>Just went to my first "real" telecine/CC session for a project shot on 16mm.
>I was told by the colorist that it helps them alot to shoot a color chart before each lighting setup, so Im looking for a nice, neat, functional chart that is suited for film applications as well as any future digital projects.
>I like the Gamma and Density chart a lot and highly recommend it.

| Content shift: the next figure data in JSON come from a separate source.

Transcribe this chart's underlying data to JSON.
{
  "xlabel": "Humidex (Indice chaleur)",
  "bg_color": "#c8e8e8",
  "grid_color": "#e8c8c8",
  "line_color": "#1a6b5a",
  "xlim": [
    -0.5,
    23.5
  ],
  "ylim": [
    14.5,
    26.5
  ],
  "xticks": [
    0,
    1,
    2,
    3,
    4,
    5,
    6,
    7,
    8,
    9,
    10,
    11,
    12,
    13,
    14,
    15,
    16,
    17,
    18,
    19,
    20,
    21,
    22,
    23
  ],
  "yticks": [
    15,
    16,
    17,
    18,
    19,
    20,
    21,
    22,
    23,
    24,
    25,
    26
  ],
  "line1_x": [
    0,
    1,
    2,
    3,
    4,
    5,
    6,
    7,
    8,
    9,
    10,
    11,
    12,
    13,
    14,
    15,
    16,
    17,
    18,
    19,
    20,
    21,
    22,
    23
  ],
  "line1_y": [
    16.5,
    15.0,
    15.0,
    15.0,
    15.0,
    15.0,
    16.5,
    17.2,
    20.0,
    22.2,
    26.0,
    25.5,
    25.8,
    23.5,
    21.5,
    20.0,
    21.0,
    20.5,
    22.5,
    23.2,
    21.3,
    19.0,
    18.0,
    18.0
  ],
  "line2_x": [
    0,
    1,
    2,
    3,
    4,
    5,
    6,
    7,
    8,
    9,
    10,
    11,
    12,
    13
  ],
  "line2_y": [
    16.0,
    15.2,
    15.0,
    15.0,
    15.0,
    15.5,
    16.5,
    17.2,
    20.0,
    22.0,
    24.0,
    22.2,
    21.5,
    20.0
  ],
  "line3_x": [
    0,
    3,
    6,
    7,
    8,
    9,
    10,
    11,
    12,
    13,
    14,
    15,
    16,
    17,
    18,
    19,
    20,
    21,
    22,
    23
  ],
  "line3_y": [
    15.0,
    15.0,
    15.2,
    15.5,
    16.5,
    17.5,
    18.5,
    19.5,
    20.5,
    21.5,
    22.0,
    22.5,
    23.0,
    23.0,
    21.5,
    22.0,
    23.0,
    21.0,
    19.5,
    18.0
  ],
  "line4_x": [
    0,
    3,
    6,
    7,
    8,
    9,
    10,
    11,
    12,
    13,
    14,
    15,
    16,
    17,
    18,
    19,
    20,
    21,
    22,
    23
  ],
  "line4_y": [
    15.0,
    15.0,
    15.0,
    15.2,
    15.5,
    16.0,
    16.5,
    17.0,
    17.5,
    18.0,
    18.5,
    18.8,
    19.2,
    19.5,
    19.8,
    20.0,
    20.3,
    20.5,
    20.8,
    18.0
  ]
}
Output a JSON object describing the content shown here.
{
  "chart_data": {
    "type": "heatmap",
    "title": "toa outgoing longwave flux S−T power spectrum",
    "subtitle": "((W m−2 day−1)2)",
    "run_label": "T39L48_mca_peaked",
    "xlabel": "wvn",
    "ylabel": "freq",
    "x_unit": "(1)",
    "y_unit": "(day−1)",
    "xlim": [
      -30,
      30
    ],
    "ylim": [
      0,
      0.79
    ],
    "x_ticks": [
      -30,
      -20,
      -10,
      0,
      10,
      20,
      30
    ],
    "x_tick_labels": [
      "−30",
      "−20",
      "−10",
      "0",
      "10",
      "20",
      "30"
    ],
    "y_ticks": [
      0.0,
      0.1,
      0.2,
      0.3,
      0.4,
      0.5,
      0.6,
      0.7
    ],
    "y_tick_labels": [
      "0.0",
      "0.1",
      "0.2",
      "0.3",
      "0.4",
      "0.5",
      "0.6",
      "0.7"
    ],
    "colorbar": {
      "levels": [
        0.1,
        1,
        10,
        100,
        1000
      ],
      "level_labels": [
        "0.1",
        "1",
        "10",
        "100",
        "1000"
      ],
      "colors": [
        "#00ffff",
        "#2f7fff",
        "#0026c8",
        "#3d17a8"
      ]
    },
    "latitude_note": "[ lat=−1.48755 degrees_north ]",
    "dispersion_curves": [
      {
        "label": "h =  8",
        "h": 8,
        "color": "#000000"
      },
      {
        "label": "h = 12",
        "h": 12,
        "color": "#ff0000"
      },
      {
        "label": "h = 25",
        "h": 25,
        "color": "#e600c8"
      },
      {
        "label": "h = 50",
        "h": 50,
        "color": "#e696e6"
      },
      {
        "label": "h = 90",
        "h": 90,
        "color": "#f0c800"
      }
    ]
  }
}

Los Angeles based Director of Photography
West Coast Systems Administrator, Cinematography Mailing List https://www.cinematography.net
>I'll second Jessica's endorsement of the Gamma and Density chart - and
at the risk of sounding like a total twit, if you bring the chart into the telecine session, you can show the colorist EXACTLY what you shot.
>It has a one stop gray scale as well as a half stop grayscale which I find useful to see where I am losing detail when over or underexposing during film stock tests.
>I used it in a rather interesting job where I had to match HD colorspace and scanned motion picture neg colorspace as well as possible in a compositing program
>Frankly, I find it more useful than shooting a MacBeth, though I try to do that also
LA based VFX
>Mark Weingartner writes :
>Frankly, I find it more useful than shooting a MacBeth
>So do I but my G&D chart is dying of old age and overuse.
>I always like to give options, and as a fellow student I know price is a factor.
>1/. (cheapest option, FREE) You are in LA. Go to Fuji (they are on N. Highland). Talk with the rep about different film stocks, ask for a sample DVD. As an afterthought ask if he has a colorchart. If they are in stock you will get a basic chart (CYM, RGB, and full stop greyscale) for FREE. (this was my first, and I still have it for a backup).
>2/. (About $70-$80) GretagMacbeth ColorChecker. Available at Filmtools, StudioDepot, Samy's, etc... This is the Army Jeep of colorcharts. It has been everywhere, done everything, and keeps on working. A friend of mine has had his since the MR T. show.
>3/. (Most Expensive $100-$1000) DSC Labs ColorCharts. These are a combination registration card and colorchart. Their color fades with time so they have a listed epiration date. The cheapest version is the pocket camalign (about the size of a 4x6 photo).
>Personally I use my Macbeth now. It's a frellin' tank.
>Hope that helps
>"Will work for T-shirts (money works too)"
Grip/Gaffer/AC/Camera/DP - Student Brook's Institute of Photography
>In addition to the many fine suggestions here I would like to add my $.0298 (that's $.02 adjusted for inflation).
>The MacBeth is ok, but is primarily designed for reproduction and still photography, and is most helpful when the colorist has the chart in the room. Many of the colors are very subjective. FotoKem used to have a good RGB CYM as well as a grey scale you could get for free from the will call counter. Kodak used to have one that was specifically for print reproduction that many folks used for film, not a good choice at all. It was calibrated for process ink colors,and had a glossy finish that flared all over the place.
>Many colorists prefer a gray scale with no color at all. There is a great video chart that works wonders for film too. It is a log grey scale. It has an 18% grey background and two grey scales on the top and bottom. One goes from black to white and the other from white to black. There is also a black velvet patch for black black. When you set up the scope there are two sets of steps that intersect in an X shaped pattern. By adjusting for neutral grey with no color bias and setting up the luminance, gamma and black to peg the steps in the proper positions, you get a very accurate place to start. Available at Birns and Sawyer in LA.
>You can also use just a plain 18% grey card with white and black patches. Again, by eliminating all color bias, you should get fairly true color rendition. Just make sure the chart, which ever one you use is photographed under the same lighting conditions as you shoot, is properly exposed and fills as much of the frame as possible.